I used to think I was pretty flexible. I liked to believe it was easy for me to pivot and adjust with the plans God had for me at a moments notice. The older I have gotten, I have realized how attached I can be to the plans I have made. Not because they are perfect, but rather because they are familiar and safe. And then God steps in suddenly, and the things I was so sure about starts shifting under my very own feet.
Sometimes it’s a door that closes so quietly you could miss it; sometimes it’s a door that slams so loud, it scars you; sometimes it’s not a door at all— it’s just a slow unravelling.
In those moments, it’s easy to feel like something has gone wrong. Like you misheard or failed or you’re being punished. But divine intervention rarely feels divine in real time. It feels inconvenient and uncomfortable and the opposite of what you prayed for. It feels like the opposite of progress. Yet somehow, they end up being the very thing that saves you.
When I look back, some of the biggest blessings in my life came disguised as complete disappointments. The opportunities I thought would fulfill me, the people I thought would stay, the plans I thought were solid, the seasons I thought would last longer than they did. At those times, I didn’t see God’s hand in any of it. I saw loss, confusion, and delay.
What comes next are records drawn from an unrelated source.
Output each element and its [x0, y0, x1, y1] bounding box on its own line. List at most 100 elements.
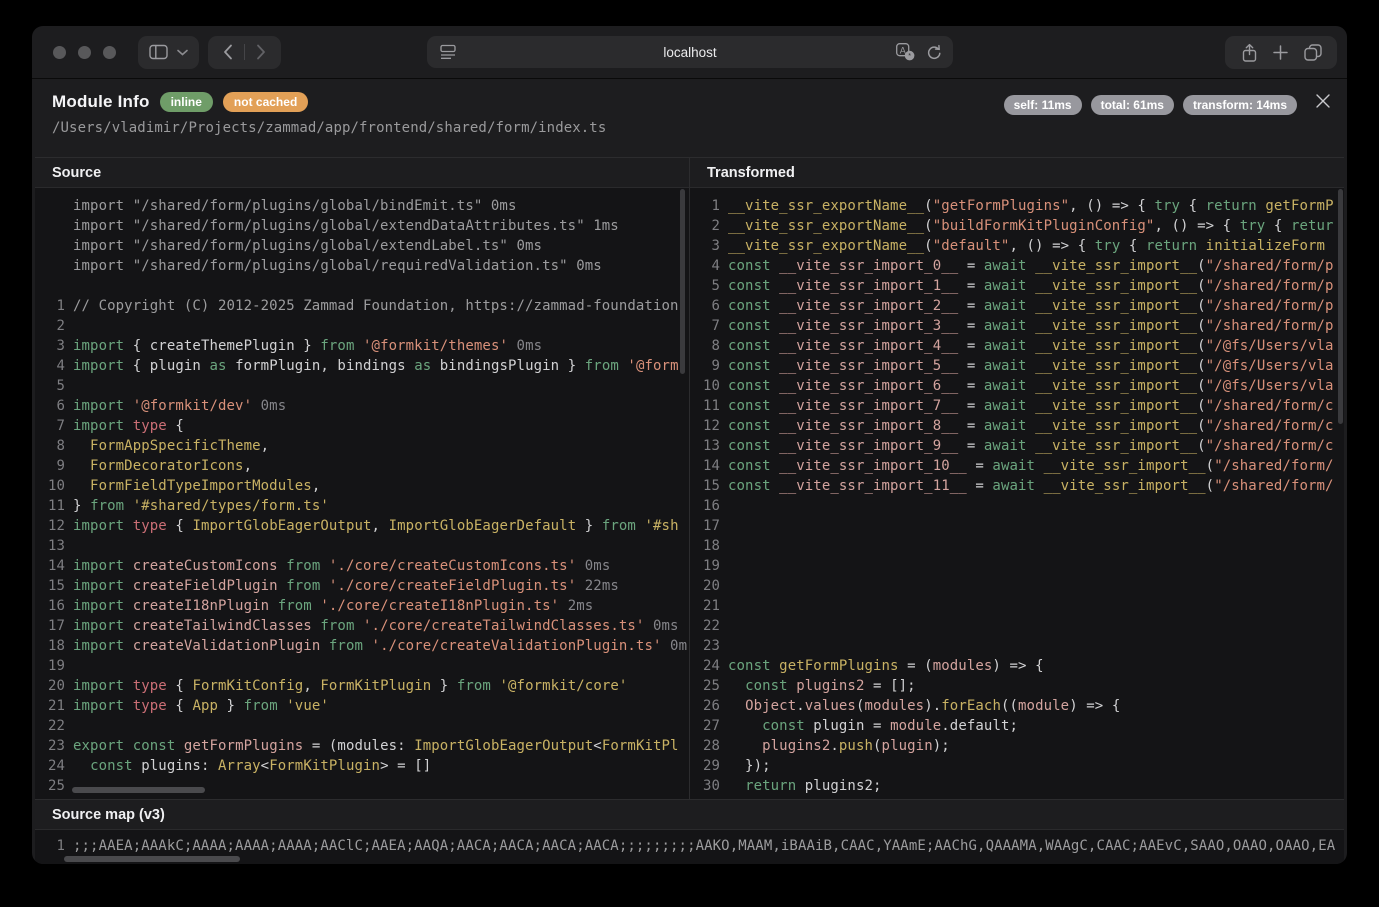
forward-button[interactable] [245, 36, 277, 69]
sourcemap-panel: Source map (v3) 1;;;AAEA;AAAkC;AAAA;AAAA… [35, 799, 1344, 864]
code-line: 1;;;AAEA;AAAkC;AAAA;AAAA;AAAA;AAClC;AAEA… [35, 836, 1344, 856]
back-button[interactable] [212, 36, 244, 69]
code-line: 24const getFormPlugins = (modules) => { [690, 656, 1344, 676]
code-line: 6import '@formkit/dev' 0ms [35, 396, 689, 416]
source-horizontal-scrollbar[interactable] [72, 787, 205, 793]
code-line: 20import type { FormKitConfig, FormKitPl… [35, 676, 689, 696]
code-line: 19 [690, 556, 1344, 576]
code-line: 14import createCustomIcons from './core/… [35, 556, 689, 576]
transformed-panel: Transformed 1__vite_ssr_exportName__("ge… [689, 158, 1344, 800]
address-bar[interactable]: localhost A * [427, 36, 953, 68]
code-line: 9 FormDecoratorIcons, [35, 456, 689, 476]
svg-text:*: * [908, 53, 911, 60]
code-line: 1__vite_ssr_exportName__("getFormPlugins… [690, 196, 1344, 216]
transformed-code-area[interactable]: 1__vite_ssr_exportName__("getFormPlugins… [690, 187, 1344, 800]
browser-window: localhost A * [32, 26, 1347, 864]
code-line: 10const __vite_ssr_import_6__ = await __… [690, 376, 1344, 396]
code-line: 11const __vite_ssr_import_7__ = await __… [690, 396, 1344, 416]
code-line: import "/shared/form/plugins/global/exte… [35, 216, 689, 236]
code-line: 28 plugins2.push(plugin); [690, 736, 1344, 756]
url-text[interactable]: localhost [427, 36, 953, 68]
code-line: 8const __vite_ssr_import_4__ = await __v… [690, 336, 1344, 356]
minimize-window-button[interactable] [78, 46, 91, 59]
code-line: 21 [690, 596, 1344, 616]
code-line: 5 [35, 376, 689, 396]
stat-transform-time: transform: 14ms [1183, 95, 1297, 115]
code-line: 22 [690, 616, 1344, 636]
code-line [35, 276, 689, 296]
zoom-window-button[interactable] [103, 46, 116, 59]
toolbar-right-group [1225, 36, 1337, 69]
code-line: 7import type { [35, 416, 689, 436]
badge-inline: inline [160, 92, 213, 112]
code-line: 21import type { App } from 'vue' [35, 696, 689, 716]
code-line: 24 const plugins: Array<FormKitPlugin> =… [35, 756, 689, 776]
chevron-down-icon[interactable] [177, 49, 188, 56]
close-icon[interactable] [1314, 92, 1332, 110]
source-code-area[interactable]: import "/shared/form/plugins/global/bind… [35, 187, 689, 800]
code-line: 6const __vite_ssr_import_2__ = await __v… [690, 296, 1344, 316]
transformed-panel-title: Transformed [690, 158, 1344, 187]
code-line: 9const __vite_ssr_import_5__ = await __v… [690, 356, 1344, 376]
code-line: 15const __vite_ssr_import_11__ = await _… [690, 476, 1344, 496]
code-line: 20 [690, 576, 1344, 596]
code-line: 22 [35, 716, 689, 736]
code-line: 7const __vite_ssr_import_3__ = await __v… [690, 316, 1344, 336]
code-line: 27 const plugin = module.default; [690, 716, 1344, 736]
code-line: 11} from '#shared/types/form.ts' [35, 496, 689, 516]
browser-toolbar: localhost A * [32, 26, 1347, 79]
page-title: Module Info [52, 92, 150, 112]
source-panel-title: Source [35, 158, 689, 187]
code-line: 18 [690, 536, 1344, 556]
code-line: 25 const plugins2 = []; [690, 676, 1344, 696]
code-line: 23export const getFormPlugins = (modules… [35, 736, 689, 756]
code-line: 16 [690, 496, 1344, 516]
svg-text:A: A [900, 45, 906, 55]
tab-overview-icon[interactable] [1304, 44, 1322, 61]
transformed-vertical-scrollbar[interactable] [1338, 189, 1343, 424]
module-file-path: /Users/vladimir/Projects/zammad/app/fron… [52, 120, 1347, 136]
code-line: import "/shared/form/plugins/global/requ… [35, 256, 689, 276]
code-line: 18import createValidationPlugin from './… [35, 636, 689, 656]
code-line: 3import { createThemePlugin } from '@for… [35, 336, 689, 356]
code-line: 14const __vite_ssr_import_10__ = await _… [690, 456, 1344, 476]
code-line: 25 [35, 776, 689, 796]
badge-not-cached: not cached [223, 92, 308, 112]
code-line: 13const __vite_ssr_import_9__ = await __… [690, 436, 1344, 456]
code-line: 2 [35, 316, 689, 336]
new-tab-icon[interactable] [1273, 45, 1288, 60]
navigation-group [208, 36, 281, 69]
code-line: import "/shared/form/plugins/global/exte… [35, 236, 689, 256]
code-line: 5const __vite_ssr_import_1__ = await __v… [690, 276, 1344, 296]
code-line: 10 FormFieldTypeImportModules, [35, 476, 689, 496]
sourcemap-horizontal-scrollbar[interactable] [64, 856, 240, 862]
code-line: 2__vite_ssr_exportName__("buildFormKitPl… [690, 216, 1344, 236]
code-line: 17 [690, 516, 1344, 536]
source-panel: Source import "/shared/form/plugins/glob… [35, 158, 689, 800]
reload-icon[interactable] [926, 44, 942, 61]
code-line: 12import type { ImportGlobEagerOutput, I… [35, 516, 689, 536]
code-line: 29 }); [690, 756, 1344, 776]
code-line: 19 [35, 656, 689, 676]
code-line: 16import createI18nPlugin from './core/c… [35, 596, 689, 616]
code-line: 4const __vite_ssr_import_0__ = await __v… [690, 256, 1344, 276]
sidebar-toggle-group [138, 36, 199, 69]
stat-self-time: self: 11ms [1004, 95, 1082, 115]
sidebar-icon[interactable] [149, 44, 168, 60]
close-window-button[interactable] [53, 46, 66, 59]
translate-icon[interactable]: A * [896, 43, 915, 61]
window-controls [53, 46, 116, 59]
module-info-header: Module Info inline not cached self: 11ms… [32, 79, 1347, 158]
panels-container: Source import "/shared/form/plugins/glob… [35, 157, 1344, 800]
code-line: 1// Copyright (C) 2012-2025 Zammad Found… [35, 296, 689, 316]
code-line: import "/shared/form/plugins/global/bind… [35, 196, 689, 216]
share-icon[interactable] [1241, 43, 1258, 63]
code-line: 4import { plugin as formPlugin, bindings… [35, 356, 689, 376]
code-line: 30 return plugins2; [690, 776, 1344, 796]
sourcemap-panel-title: Source map (v3) [35, 800, 1344, 829]
stat-total-time: total: 61ms [1091, 95, 1174, 115]
code-line: 15import createFieldPlugin from './core/… [35, 576, 689, 596]
timing-stats: self: 11ms total: 61ms transform: 14ms [1004, 95, 1297, 115]
source-vertical-scrollbar[interactable] [680, 189, 685, 374]
code-line: 26 Object.values(modules).forEach((modul… [690, 696, 1344, 716]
But now,
I see how God’s rejection led me directly to redirection. I can see bow He was protecting me from places that would have drained and crushed me in the long run. I can truly see how every interruption carried purpose.
Proverbs 16:9 says, “A man’s heart plans his way, but the Lord directs his steps.”
We plan because planning feels steady. God directs because He sees what we cannot. And the tension between those two things is where most of us live— wanting to trust God fully, but also wanting to hold onto the blueprint we built in our heads.
But here’s the truth that I have been sitting with lately: God is not intimidated by our plans. He’s not offended by our structure. He’s not asking us to stop dreaming and preparing. He is simply asking us to stay interruptible— to leave room for things to shift, to let Him lead even when we feel ready to run ahead. Because sometimes interruption is the blessing.
When the job falls through, when the relationship ends, when the opportunity dries up— it’s hard to not take it personally, it’s hard to not feel like you did something wrong, it’s hard not to wonder why God didn’t just let it work. But what if God is pulling you out of something that would have destroyed you?
We see moments, but God sees the whole story. We see the next step, but God sees the destination. We see what we think we are losing, but God sees what he’s making room for.
If your plans are shifting, if your timeline is stretching, if your expectations are being rearranged— you’re not off track, you’re not behind, you’re not forgotten. You’re being guided.
You are being redirected by a God who loves you too much to let you settle. A God who interrupts with intention.
His interruptions are never accidents, they’re invitations into something deeper, safer, and better than what you planned.